El concierto de Love of Lesbian del pasado sábado, experiencia pop entre mimbres científicos para 5.000 personas sin distancia y con baile, ha servido para muchas cosas: sacudir la nostalgia, plantear alternativas viables y, por encima de cualquier otra cosa, polarizar aún más el debate. Como siempre la música —intercambiable con el cine por su dependencia de la variable tiempo y el esfuerzo en grupo— recibe las embestidas desde todos los frentes. Unas veces por la falta de transparencia en sus acciones, otras por su consideración de ocio frente al arte «serio» y, en este caso en particular, por contar con un enemigo irreductible entre sus filas: el propio colectivo.
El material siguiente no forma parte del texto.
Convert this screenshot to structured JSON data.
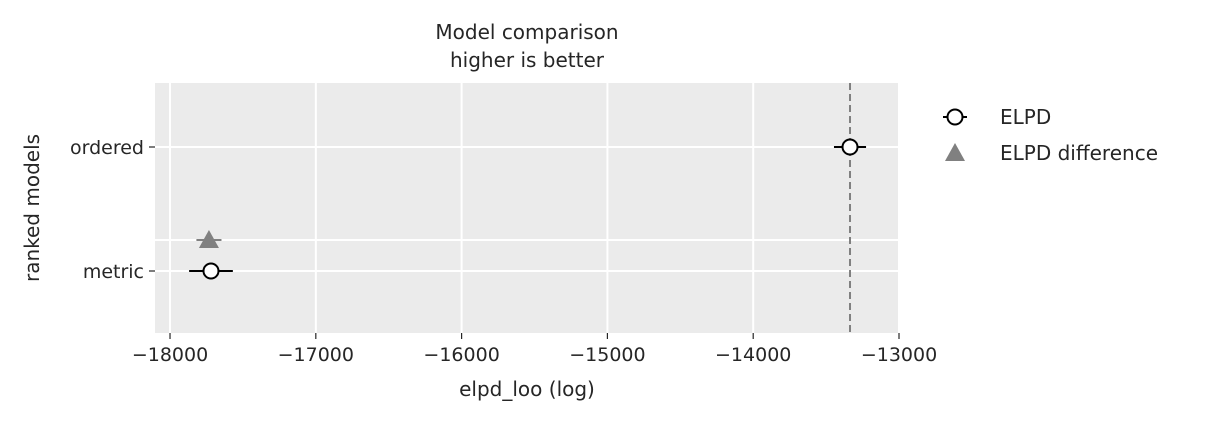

Poco importa que sea el único sector que ha demostrado una firme voluntad por adaptarse. Incluso ha renunciado a su razón de ser, la congregación de masas, para que la música siga sonando, aunque sea bajito y falta de sal. Será que la apatía ha ganado la partida y la corrección política propone paciencia hasta que desaparezca el último contagio. Por desgracia para los más críticos y a lo largo de los siglos, la música ha pretendido imitar el pasado como parte de su evolución. Ahora que que realiza una propuesta de presente y futuro, vuelve a ser demonizada. Nada nuevo; mundo viejo.
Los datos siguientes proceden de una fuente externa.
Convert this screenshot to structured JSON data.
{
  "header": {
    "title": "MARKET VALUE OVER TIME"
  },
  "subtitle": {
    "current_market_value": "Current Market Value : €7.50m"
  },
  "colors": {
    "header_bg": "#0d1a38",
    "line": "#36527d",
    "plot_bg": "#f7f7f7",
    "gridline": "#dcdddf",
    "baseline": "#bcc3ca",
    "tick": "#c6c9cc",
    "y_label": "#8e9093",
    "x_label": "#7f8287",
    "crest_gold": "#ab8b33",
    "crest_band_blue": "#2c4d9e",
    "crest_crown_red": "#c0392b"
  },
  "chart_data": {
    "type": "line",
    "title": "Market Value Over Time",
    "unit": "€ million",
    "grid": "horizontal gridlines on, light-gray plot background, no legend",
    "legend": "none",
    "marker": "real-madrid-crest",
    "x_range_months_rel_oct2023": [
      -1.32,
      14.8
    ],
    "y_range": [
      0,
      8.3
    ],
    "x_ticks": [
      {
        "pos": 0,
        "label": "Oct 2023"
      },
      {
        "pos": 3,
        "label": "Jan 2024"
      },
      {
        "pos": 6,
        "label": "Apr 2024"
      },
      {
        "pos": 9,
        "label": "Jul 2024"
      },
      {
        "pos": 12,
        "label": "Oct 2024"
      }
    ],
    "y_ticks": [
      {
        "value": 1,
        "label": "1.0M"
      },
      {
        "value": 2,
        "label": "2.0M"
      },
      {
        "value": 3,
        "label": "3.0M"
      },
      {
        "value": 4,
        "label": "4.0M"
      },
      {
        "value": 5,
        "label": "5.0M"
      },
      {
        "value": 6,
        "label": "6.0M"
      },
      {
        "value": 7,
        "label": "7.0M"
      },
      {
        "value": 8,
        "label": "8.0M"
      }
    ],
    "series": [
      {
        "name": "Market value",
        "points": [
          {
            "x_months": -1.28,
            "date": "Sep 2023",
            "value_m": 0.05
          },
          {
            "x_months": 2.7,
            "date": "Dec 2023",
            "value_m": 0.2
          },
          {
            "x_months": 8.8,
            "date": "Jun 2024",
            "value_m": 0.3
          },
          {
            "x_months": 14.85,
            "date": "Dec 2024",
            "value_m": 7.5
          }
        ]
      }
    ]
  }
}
Por lo demás, queda por resolver una cuestión que parece quedarse fuera de la bronca en torno a un grupo tan popular como Love of Lesbian. ¿Qué va a suceder con la clase media, media baja y las bandas noveles? La respuesta es tan desgarradora como evidente: lo tendrán aún más difícil, más que nada porque la música también es lo que sucede en los locales de ensayo, en las salas vacías y los clubes. Y sí, hay una diferencia evidente entre un tren o un bar abarrotado y un estadio con aspecto de hospital en sus accesos: el propósito. Otra cosa es el silencio.